Rasulullah shallallahu ‘alaihi wa sallam bersabda, “Ikatlah ilmu dengan tulisan” (HR. Ibnu ‘Abdil Barr)
Kesebelas, Mengamalkan ilmu syar’i yang telah dipelajari
Menuntut ilmu syar’i bukanlah tujuan akhir, tetapi sebagai pengantar
kepada tujuan yang agung, yaitu adanya rasa takut kepada Allah, merasa
diawasi oleh-Nya, taqwa kepada-Nya, dan mengamalkan tuntutan dari ilmu
tersebut. Dengan demikian, barang siapa saja yang menuntut ilmu bukan
untuk diamalkan, niscaya ia diharamkan dari keberkahan ilmu, kemuliaan,
dan ganjaran pahalanya yang besar.
Nabi shallallahu ‘alaihi wa sallam bersabda, “Perumpamaan
seorang alim yang mengajarkan kebaikan kepada manusia, kemudian ia
melupakan dirinya (tidak mengamalkan ilmunya) adalah seperti lampu
(lilin) yang menerangi manusia, namun membakar dirinya sendiri.” (HR Ath-Thabrani)
Kedua belas, Berusaha mendakwahkan ilmu
Objek dakwah yang paling utama adalah keluarga dan kerabat kita, Allah Ta’ala berfirman, “Wahai
orang-orang yang beriman! Peliharalah dirimu dan keluargamu dari api
neraka yang bahan bakarnya adalah manusia dan batu; penjaganya
malaikat-malaikat yang kasar dan keras, yang tidak durhaka kepada Allah
terhadap apa yang Dia perintahkan kepada mereka dan selalu mengerjakan
apa yang diperintahkan.” (QS. At-Tahriim: 6).

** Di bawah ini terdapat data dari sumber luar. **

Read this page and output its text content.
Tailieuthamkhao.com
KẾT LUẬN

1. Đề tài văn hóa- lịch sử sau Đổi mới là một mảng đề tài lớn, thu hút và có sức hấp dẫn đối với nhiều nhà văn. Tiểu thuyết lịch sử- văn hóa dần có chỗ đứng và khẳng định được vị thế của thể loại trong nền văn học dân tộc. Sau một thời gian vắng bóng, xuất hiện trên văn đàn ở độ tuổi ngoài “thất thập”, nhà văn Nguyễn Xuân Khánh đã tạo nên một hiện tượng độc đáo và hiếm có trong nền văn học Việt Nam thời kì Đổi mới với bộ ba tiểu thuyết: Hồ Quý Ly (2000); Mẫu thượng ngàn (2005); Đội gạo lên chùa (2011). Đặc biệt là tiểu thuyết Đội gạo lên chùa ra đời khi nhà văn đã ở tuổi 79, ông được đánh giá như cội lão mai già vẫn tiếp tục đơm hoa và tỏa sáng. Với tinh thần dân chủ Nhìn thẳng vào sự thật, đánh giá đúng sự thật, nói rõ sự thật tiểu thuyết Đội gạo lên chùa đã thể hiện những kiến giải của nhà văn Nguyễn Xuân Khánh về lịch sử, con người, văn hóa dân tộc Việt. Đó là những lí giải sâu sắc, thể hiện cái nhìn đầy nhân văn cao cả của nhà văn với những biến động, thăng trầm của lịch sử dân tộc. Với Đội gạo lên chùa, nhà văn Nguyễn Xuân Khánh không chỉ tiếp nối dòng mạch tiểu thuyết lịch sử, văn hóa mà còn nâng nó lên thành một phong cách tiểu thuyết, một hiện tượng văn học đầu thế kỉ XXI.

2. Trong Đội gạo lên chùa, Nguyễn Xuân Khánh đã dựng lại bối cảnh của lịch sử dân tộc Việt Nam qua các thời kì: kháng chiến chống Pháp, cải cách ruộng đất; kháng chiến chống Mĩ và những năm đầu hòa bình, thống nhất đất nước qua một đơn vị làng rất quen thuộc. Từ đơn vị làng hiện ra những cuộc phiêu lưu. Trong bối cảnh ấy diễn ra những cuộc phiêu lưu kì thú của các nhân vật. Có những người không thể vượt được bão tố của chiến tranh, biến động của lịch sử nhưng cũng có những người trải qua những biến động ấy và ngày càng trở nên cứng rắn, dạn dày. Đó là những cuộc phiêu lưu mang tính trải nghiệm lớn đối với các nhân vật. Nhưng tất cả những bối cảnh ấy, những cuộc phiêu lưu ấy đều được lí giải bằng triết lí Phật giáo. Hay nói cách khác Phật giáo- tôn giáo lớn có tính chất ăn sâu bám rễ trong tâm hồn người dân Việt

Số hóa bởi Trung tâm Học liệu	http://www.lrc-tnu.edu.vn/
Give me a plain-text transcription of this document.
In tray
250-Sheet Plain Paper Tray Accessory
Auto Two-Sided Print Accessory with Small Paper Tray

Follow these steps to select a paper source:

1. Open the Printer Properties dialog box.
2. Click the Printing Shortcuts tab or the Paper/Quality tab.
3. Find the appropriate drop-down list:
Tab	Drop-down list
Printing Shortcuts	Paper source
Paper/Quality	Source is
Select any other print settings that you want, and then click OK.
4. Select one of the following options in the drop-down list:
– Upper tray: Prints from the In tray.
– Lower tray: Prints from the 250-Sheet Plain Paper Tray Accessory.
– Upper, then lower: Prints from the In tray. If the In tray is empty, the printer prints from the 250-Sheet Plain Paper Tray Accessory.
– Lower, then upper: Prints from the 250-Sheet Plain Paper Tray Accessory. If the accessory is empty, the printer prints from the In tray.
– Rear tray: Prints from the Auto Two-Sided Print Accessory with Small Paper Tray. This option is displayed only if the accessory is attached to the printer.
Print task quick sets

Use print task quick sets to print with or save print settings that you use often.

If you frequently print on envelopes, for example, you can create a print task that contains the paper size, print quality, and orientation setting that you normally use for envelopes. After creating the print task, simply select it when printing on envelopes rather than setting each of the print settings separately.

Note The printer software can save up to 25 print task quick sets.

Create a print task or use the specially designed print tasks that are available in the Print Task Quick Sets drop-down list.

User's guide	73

Hal yang harus diperhatikan oleh penuntut ilmu, apabila dakwah
mengajak manusia ke jalan Allah merupakan kedudukan yang mulia dan utama
bagi seorang hamba, maka hal itu tidak akan terlaksana kecuali dengan
ilmu. Dengan ilmu, seorang dapat berdakwah dan kepada ilmu ia berdakwah.
Bahkan demi sempurnannya dakwah, ilmu itu harus dicapai sampai batas
usaha yang maksimal. Syarat dakwah:
- Aqidah yang benar, seorang yang berdakwah harus meyakini kebenaran ‘aqidah Salaf tentang Tauhid Rububiyyah, Uluhiyyah, Asma’ dan Shifat, serta semua yang berkaitan dengan masalah ‘aqidah dan iman.
- Manhajnya benar, memahami Al-quran dan As-sunnah sesuai dengan pemahaman Salafush Shalih.
- Beramal dengan benar, semata-mata ikhlas karena Allah dan ittiba’ (mengikuti) contoh Rasulullah shallallahu ‘alaihi wa sallam, tidak mengadakan bid’ah, baik dalam i’tiqad (keyakinan), perbuatan, atau perkataan.